Dazu gehört die Größe des traditionellen Master Boot Record (MBR), die bis Grub 2.06 mit 31 Kilobyte festgelegt war. Auf modernen Datenträgern wie SSDs und NVMEs führt dies zu einer ungünstigen Ausrichtung von Dateisystemblöcken und Speicherseiten. Es ist deshalb üblich, 1 Megabyte am Anfang eines Datenträgers für den MBR zu reservieren. Grub 2.06 verarbeitet deshalb ebenfalls keine kleineren MBR-Größen mehr oder nur noch über manuelle Workarounds. Zudem beherrscht der Bootloader im Zuge dieser Aufräumarbeiten LUKS2 sowie den Start von BTRFS-Partitionen, deren reservierte Bereiche Grub jetzt nutzen kann.
Ausblick auf Grub 2.12: Rust statt Frust
Für 2022 haben sich die Grub-Entwickler eine Beschleunigung des Review- und Test-Prozesses vorgenommen. Ziel ist eine jährliche, zügige Veröffentlichungsweise des Bootloaders, den es bisher in der aktuellen Version bei Fedora 35 und Arch Linux in deren Paketquellen geschafft hat, während Ubuntu und Debian noch bei Version 2.04 verharren. Aktuell verzögern einige Blocker-Bugs im Speichermanagement die Aufnahme weiterer Patches, die dann Mitte dieses Jahres in das angekündigte Grub 2.12 eingehen sollen. Damit dies gelingen kann, kümmert sich das Entwicklerteam gerade um den Aufbau systematischer Testmethoden, in der Hoffnung, einige davon automatisieren zu können. Außerdem sollen an Prozessorarchitekturen RISC-V und Loongson Architecture, kurz LoongArch, hinzukommen.

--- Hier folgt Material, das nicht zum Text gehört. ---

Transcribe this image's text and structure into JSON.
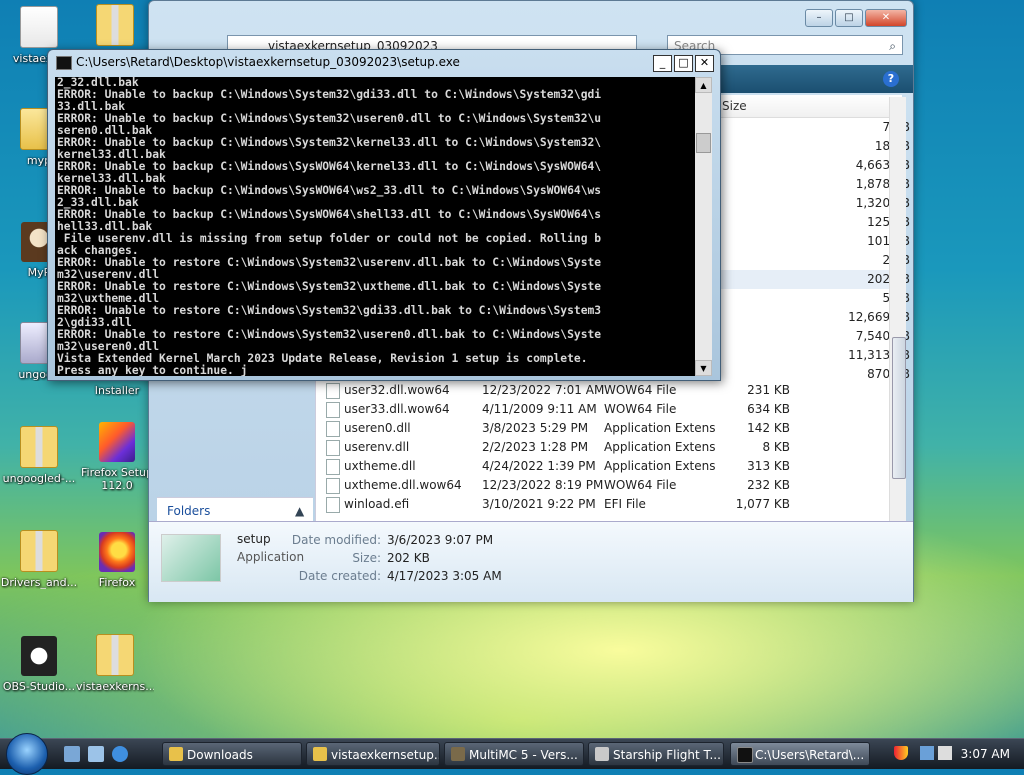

Wegen vergangener Bugs und Sicherheitslücken schlägt IBM-Entwickler Daniel Axtens vor, Teile von Grub in Rust neu zu schreiben. Dies hätte den Vorteil, dass ein sicheres Speichermanagement schon während des Kompilierens des Rust-Programmcodes sichergestellt wäre. Denn Rust erlaubt durch seine stringenten Zugriffsmodelle die typischen Pointer-Fehler von C nicht, welche den Grub-Programmierern offensichtlich so viel Kopfzerbrechen bereiten. Der Aufwand dahinter ist allerdings nicht gering, denn ohne Neustrukturierung von mehrfach genutzten Speicherbereichen tut auch Rust nicht, was es soll. Es sollen für Grub 2.12 also erst mal nur einzelne Module auf Rust portiert werden.
Im Zug eines längeren Ausblicks ging Kiper in seinem Talk (der gegen Ende der FOSDEM 22 als Aufzeichnung bereitgestellt wird) noch auf die unterschiedlichen Grub-Versionen ein, welche von tonangebenden Linux-Distributionen derzeit in Gebrauch sind. Aufgrund der langen Wartezeiten zwischen Grub-Versionen halten Maintainer den Bootloader mit eigenen Patches und Modulen fit für moderne Hardware, so gut dies eben geht. Diese Sonderwege sorgen auf älteren Systemen wie Ubuntu 18.04 immer wieder für Probleme nach Updates. Erklärtes Ziel des Grub-Teama ist es deshalb, die Veröffentlichungsgeschwindigkeit so weit anzuziehen, dass Distributionen in drei bis vier Jahren keine eigenen Patches auf ihren Grub-Paketen anwenden müssen. Als Beispiel dafür, dass dieses Vorhaben schon auf einem guten Weg ist, führte der Talk Fedora 35 an, das seit Grub 2.06 auf etwa hundert eigene Patches verzichten konnte.